9En miroir de cette entrée de la correspondance dans la fiction, Christine Armstrong étudie l’entrée de la fiction dans la correspondance : Marc Allégret et Pierre Herbart s’emparent de la figure de Lafcadio pour construire leur relation avec Gide. Symétriquement à ces appropriations de l’œuvre, la façon dont Gide relit sa vie selon ses fictions et les recompose l’une et l’autre par ses lettres apparaît dans certains avatars intimes des Caves du Vatican.

S’inventer au contact de l’autre : une dimension internationale

10D’une grande densité informative, l’article de Patrick Pollardsur les rapports à l’Angleterre avant le voyage à Cambridge de 1918 dessine le rythme des lectures et des discussions de Gide. Ainsi se dessine un dialogue vif, changeant, ému plus que critique, à travers les échanges avec Gosse, Bennett, Ruyters, dont l’importance sur ce point est manifeste, ainsi que Larbaud.

11Cette dimension internationale se poursuit avec l’Italie, où Paola Fossa, outre qu’elle restitue l’importance – relative – des échanges avec Giuseppe Vannicola, dessine l’évolution des rapports de Gide à l’Italie. Elle fait apparaître le passage d’un discours hérité du grand tour sur cet « “avatar européen” de l’Afrique » (p. 143) mais paralysé par le fait que tout y a déjà été décrit, à l’Italie comme lieu de travail et avatar cette fois de Paris, et enfin à la constitution d’un réseau avec les institutions et les intellectuels italiens qui entraîne un véritable échange. Elle montre bien comment, du fait de la familiarité avec ce pays, la correspondance se substitue dans ce cas au Journal pour dessiner des Feuilles de route et élargir le domaine de la littérature de voyage gidienne.
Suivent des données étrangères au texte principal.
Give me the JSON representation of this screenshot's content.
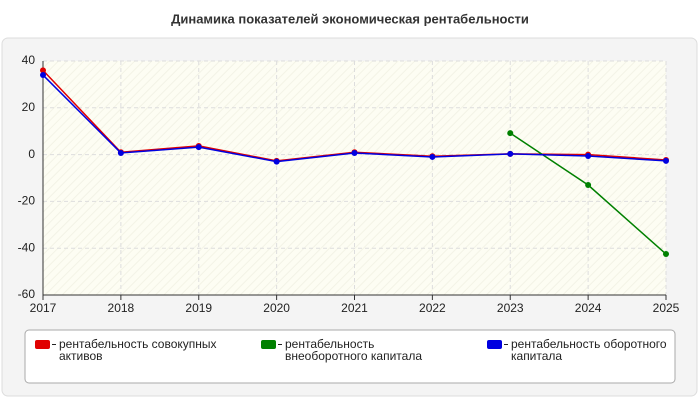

12L’article d’Elena Chaschina, qui retourne le portrait gidien de « Dostoïevski par sa correspondance5 » en portrait de Gide et de ses correspondants par ses lettres sur Dostoïevski, fait apparaître la continuité de la correspondance à l’essai critique. Gide y associe son image à celle d’un auteur étranger : cinq correspondances, constituant un ensemble riche sans qu’on sache exactement pourquoi celles-ci ont été préférées, servent à décrire l’entremêlement du débat critique sur Dostoïevski et du débat sur Gide que construisent ses interlocuteurs : Copeau, Martin du Gard, Proust, Ruyters, Rivière. Surtout, Dostoïevski offre à Gide un modèle de correspondance dont la valeur tient à son absence de valeur textuelle. E. Chaschina rappelle ce que dit Gide du Russe : « lui, si habile à “parler autrui”, lorsqu’il s’agit de parler en son propre nom, s’embarrasse » (p. 193).
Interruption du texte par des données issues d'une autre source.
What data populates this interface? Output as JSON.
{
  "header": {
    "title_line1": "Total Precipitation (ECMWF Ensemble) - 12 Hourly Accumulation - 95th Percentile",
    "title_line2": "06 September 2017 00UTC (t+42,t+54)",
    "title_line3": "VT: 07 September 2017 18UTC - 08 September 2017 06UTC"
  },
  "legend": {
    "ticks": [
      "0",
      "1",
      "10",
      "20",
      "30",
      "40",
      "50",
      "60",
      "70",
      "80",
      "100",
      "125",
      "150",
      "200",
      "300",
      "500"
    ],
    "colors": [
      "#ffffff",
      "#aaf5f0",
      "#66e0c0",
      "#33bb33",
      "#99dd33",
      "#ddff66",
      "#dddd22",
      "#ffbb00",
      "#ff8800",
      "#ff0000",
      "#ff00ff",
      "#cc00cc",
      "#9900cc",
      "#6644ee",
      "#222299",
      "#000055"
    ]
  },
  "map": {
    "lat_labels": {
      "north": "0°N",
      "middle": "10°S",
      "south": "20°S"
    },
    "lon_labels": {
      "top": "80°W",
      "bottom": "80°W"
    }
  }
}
13Le bel article de Christophe Langlois sur la naissance et la réalisation de la traduction, par Gide, de L’Offrande lyrique de Tagore, prolonge à la fois l’étude de ces correspondances franco-anglaises, puisque c’est Saint-John Perse, alors à Londres, qui sert d’interlocuteur, et la construction d’une image poétique de soi par auteur étranger interposé. S’y donne à voir l’émergence poétique de Saint-John Perse à un moment critique de son entrée dans la carrière diplomatique et dans les lettres, ainsi qu’un temps gidien, celui des années 1912-1913, dans toute sa richesse, entre roman scandaleux (Les Caves du Vatican), écriture sociale (Souvenirs de la cour d’assises) et traduction lyrique (Gitanjali).

Émergence d’une critique aux formules encore mouvantes

14Frédéric Canovas présente un cas de réception critique amicale, en deçà des déclarations publiques : celle de Gide par Léautaud. Cette correspondance très courte, que le travail de commentaire vient compléter et rendre lisible, permet de replacer le discours critique que Léautaud porte sur son correspondant dans la temporalité des échanges. Gide y apparaît d’abord comme un styliste, puis c’est le courage de l’aveu qui le caractérise aux yeux de Léautaud, lequel l’admire en dépit de leurs différences esthétiques et politiques. Apparaissent dans cette correspondance son statut d’intellectuel plus que de styliste aux yeux des contemporains, mais aussi un objet critique aussi inattendu qu’une « frénésie » stylistique gidienne.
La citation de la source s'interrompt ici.